Consol. Underwriters v. Foster, 383 S.W.2d 829, 836 (Tex. Civ. App.—Tyler 1964,
writ ref’d n.r.e.).
After reviewing the entire record, we hold that the trial court did not err in
determining that the manifestation of emotion by appellee did not cause an extreme
prejudicial effect on the jury. During the trial, after appellee had cried on the witness
stand, appellant questioned appellee about her emotions, asking, “[Y]ou can turn it
on and turn it off when you want to. Can’t you?” Appellant later asked, “You got
Kleenex up there? Ms. Thompson, before the jury came back in, during the course
of what the lawyers call voir dire, you were not crying. Were you?” We note that the
jury is the judge of the credibility of witnesses, and, thus, was able to evaluate the
authenticity of appellee’s emotions while testifying. See Herbert v. Herbert, 754
S.W.2d 141, 144 (Tex. 1988).

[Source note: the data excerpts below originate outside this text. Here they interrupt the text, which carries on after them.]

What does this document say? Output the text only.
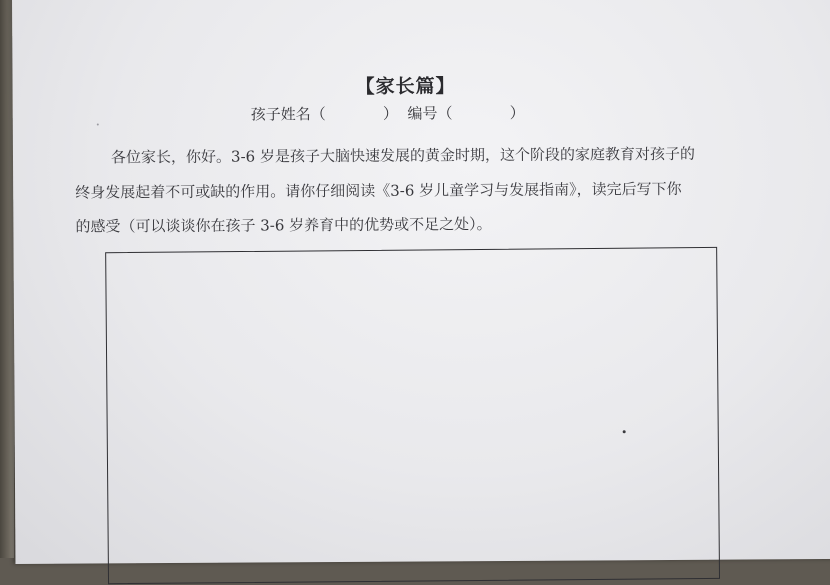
【家长篇】
孩子姓名（            ）  编号（            ）
各位家长，你好。3-6 岁是孩子大脑快速发展的黄金时期，这个阶段的家庭教育对孩子的
终身发展起着不可或缺的作用。请你仔细阅读《3-6 岁儿童学习与发展指南》，读完后写下你
的感受（可以谈谈你在孩子 3-6 岁养育中的优势或不足之处）。
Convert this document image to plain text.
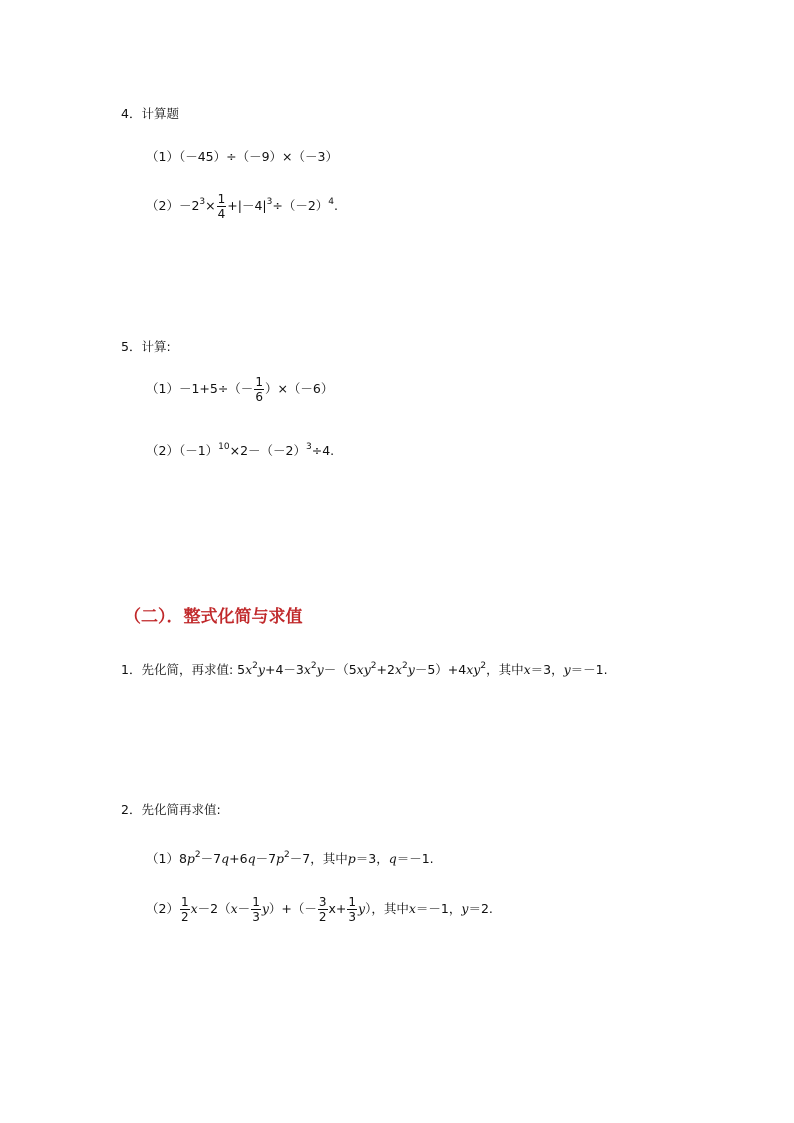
4．计算题
（1）（－45）÷（－9）×（－3）
$(2)-2^3\times \frac{1}{4} +|-4|^3\div(-2)^4$.
5．计算:
$(1)-1+5\div(- \frac{1}{6} )\times(-6)$
$(2)(-1)^{10}\times 2-(-2)^3\div 4$.
（二）．整式化简与求值
1．先化简，再求值: $5x^2y+4-3x^2y-(5xy^2+2x^2y-5)+4xy^2$，其中x＝3，y＝－1.
2．先化简再求值:
$(1)8p^2-7q+6q-7p^2-7$，其中p＝3，q＝－1.
$(2) \frac{1}{2} x-2(x- \frac{1}{3} y)+(- \frac{3}{2} x+ \frac{1}{3} y)$，其中x＝－1，y＝2.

We believe the jury was capable of evaluating
appellee’s conduct in this case and was likely not prejudiced by it. As for the other
evidentiary rulings, we have already discussed those elsewhere in this opinion, and
where error occurred, we determined that it did not cause the rendition of an improper
judgment. Accordingly, we hold that the trial court did not err in refusing to order a
mistrial or grant a new trial.
We overrule issue seven.
Award of Prejudgment Interest
In her eighth point of error, appellant argues that the trial court erred in
refusing to award prejudgment interest to her. Appellant filed two motions after the
jury verdict, and neither of them brought the alleged error to the attention of the trial
court. Appellant does not explain how the trial court was made aware of appellant’s
complaint regarding prejudgment interest. Accordingly, appellant has waived her
right to have her complaint reviewed upon appeal. Larrumbide v. Doctors Health
Facilities, 734 S.W.2d 685, 693 (Tex. App.—Dallas 1987, writ denied) (“by failing
to request an award of prejudgment interest in their motion for judgment, or to
complain in the trial court of the failure to award prejudgment interest, the [appellant]
waived any error”); Western Const. Co. v. Valero Transmission Co., 655 S.W.2d 251,
256 (Tex. App.—Corpus Christi 1983, no writ) (when party fails to bring trial court’s
failure to award prejudgment interest to the attention of the trial court, error has not
been preserved for appeal); see also Allright, Inc. v. Pearson, 735 S.W.2d 240, 240
(Tex. 1987).
We overrule point of error eight.Conclusion
We modify the trial court’s judgment to award taxable court costs in the
amount of $1,768.55 to appellant and, as modified, we affirm.
Sherry Radack
Chief Justice
Panel consists of Chief Justice Radack and Justices Nuchia and Hanks.